What I need to see is… I’ve said this before… in the absence of self-regulation, I am being regulated by my appetites. I am being regulated by my impulses. In the absence of a self-directed schedule, all time becomes scheduled as “do whatever fuckall” time, which is not actually a great time for longer than a certain period. (A few days most of the time, a few weeks after a long period of work or school or some other regulated period of time). It’s now been a few weeks since I had any sort of official or proper schedule. And so I’ve been running on my old “you’re free to do fuckall” schedule, which I last used when I was about 21 years old – staying up late on the internet, just generally flaffing about. That was also more or less what I did when I was about 17 or 18, hanging out with friends after school, drinking milo and smoking cigarettes.
I am here now. I am at the stage of my life that I was always hoping for when I was a child. This is it. I have “arrived”. Of course, now that I’m here I can see all sorts of things down the road that I didn’t even think to consider when I was a child. When I was a child I just wanted to escape from child-jail. I have escaped now, mostly (though some old habits still remain and need dismantling). Now that I’m in the free world, there are new concerns. New challenges. This is okay. This is good. I am stronger psychologically and emotionally than I’ve ever been. Physically, in pretty decent shape – I’m going to start working out again and get into the best shape of my life. I have that opportunity now. I no longer need to worry about external deadlines that I did not choose. I have more freedom now than I’ve ever had. It’s still not “perfect freedom” – I still have financial concerns, I worry about my parents, my siblings, and hypothetical kids I don’t have. But it’s a lot of freedom, relative to anything I’ve known before this.
I underestimate and undervalue my freedom. I would like to change this. I would like to estimate and value my freedom properly. How do you do that? I think you have to start from first principles. What are your options? What can you do? Pretend that anything is possible, everything is permissible, everything is achievable. Start there. Start making a list of things of fantasies, wishes. (I find myself thinking now that now would be a good time to re-read Ray Dalio’s principles.) The important thing about this process is that you don’t preemptively censor things that seem crazy or outrageous. Just list all of them out. Do them privately, even more privately than in this word vomit. Do it with the absolute sense that nobody is ever allowed to look at them except yourself. Once you have listed the most extreme things, break them down into projects. What is the path from where I am to there? What are the intermediate states along those paths, and which of those are achievable given my current level of freedom?

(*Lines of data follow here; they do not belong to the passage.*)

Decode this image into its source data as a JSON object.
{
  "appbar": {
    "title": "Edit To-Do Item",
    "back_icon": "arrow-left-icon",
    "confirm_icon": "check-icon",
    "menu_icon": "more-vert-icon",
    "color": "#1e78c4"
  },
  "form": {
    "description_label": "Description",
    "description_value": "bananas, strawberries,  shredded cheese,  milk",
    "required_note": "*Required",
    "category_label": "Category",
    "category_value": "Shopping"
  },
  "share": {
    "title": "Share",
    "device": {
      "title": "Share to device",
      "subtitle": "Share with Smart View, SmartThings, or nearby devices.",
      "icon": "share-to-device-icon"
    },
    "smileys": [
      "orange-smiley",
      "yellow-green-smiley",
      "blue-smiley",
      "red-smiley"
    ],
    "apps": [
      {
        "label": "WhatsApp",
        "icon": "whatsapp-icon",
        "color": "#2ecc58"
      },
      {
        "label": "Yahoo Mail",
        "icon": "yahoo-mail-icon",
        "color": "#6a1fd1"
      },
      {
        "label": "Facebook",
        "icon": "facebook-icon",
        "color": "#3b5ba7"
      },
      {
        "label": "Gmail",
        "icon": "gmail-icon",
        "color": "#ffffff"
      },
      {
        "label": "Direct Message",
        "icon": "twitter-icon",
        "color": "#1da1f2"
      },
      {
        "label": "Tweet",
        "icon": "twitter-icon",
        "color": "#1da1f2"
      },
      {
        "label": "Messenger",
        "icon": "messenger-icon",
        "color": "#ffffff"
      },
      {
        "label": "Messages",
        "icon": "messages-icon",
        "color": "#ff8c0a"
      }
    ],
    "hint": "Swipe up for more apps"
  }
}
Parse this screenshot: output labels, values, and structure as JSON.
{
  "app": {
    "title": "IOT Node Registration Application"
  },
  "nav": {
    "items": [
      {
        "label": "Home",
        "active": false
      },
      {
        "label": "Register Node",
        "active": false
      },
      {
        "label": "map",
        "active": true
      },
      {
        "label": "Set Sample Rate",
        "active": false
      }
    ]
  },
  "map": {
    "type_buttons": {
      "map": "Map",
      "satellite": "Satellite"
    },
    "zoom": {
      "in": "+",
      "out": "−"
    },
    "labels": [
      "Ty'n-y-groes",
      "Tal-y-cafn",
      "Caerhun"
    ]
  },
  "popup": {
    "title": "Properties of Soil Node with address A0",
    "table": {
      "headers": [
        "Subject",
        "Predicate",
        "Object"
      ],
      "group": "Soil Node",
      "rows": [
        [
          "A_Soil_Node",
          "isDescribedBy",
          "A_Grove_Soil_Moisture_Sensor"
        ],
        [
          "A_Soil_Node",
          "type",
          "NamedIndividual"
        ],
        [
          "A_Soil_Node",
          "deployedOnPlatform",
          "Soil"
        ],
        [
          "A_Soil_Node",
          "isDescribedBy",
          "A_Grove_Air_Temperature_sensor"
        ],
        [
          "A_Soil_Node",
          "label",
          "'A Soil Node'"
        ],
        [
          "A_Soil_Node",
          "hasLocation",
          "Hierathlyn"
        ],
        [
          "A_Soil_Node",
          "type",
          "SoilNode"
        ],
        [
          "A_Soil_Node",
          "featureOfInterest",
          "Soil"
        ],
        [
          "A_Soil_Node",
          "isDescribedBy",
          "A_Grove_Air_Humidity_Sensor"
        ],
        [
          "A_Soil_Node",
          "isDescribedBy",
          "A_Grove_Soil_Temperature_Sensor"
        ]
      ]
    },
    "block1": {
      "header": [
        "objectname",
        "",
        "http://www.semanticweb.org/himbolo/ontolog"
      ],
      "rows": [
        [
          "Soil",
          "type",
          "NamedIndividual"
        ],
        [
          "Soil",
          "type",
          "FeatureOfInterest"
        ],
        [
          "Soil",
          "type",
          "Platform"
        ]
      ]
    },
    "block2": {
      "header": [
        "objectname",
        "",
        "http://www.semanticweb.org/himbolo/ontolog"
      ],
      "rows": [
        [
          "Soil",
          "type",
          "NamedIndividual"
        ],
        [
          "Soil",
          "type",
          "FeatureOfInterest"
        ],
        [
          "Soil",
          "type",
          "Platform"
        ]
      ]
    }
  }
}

The important thing is to balance the vision – which should be lofty, inspiring, exciting, crazy – with concrete, achievable action in the immediate and near term. I am free to complete this word vomit project and it would feel great to do it. What does that look like? How quickly can I do it? This is the second vomit that I’m writing and publishing today. I have 290 word vomits left to go. What’s the maximum number that I can do in a day? The most I’ve done in a day is somewhere between 10 and 15, I believe. I would like to write the memoirs of my life. How much can I do? There’s the upper limit and the lower limit. I’m doing 2 vomits today. Can I do another one when I get home from some errands later? Can I do 3 in a day? I’ve done that before, but can I do it again? Can I do 4 the next day? How quickly can I get to a cadence that achieves 1,000? And once that’s done, what’s next? What essays could/should I be publishing in the public domain?
It’s time to start thinking and executing on this.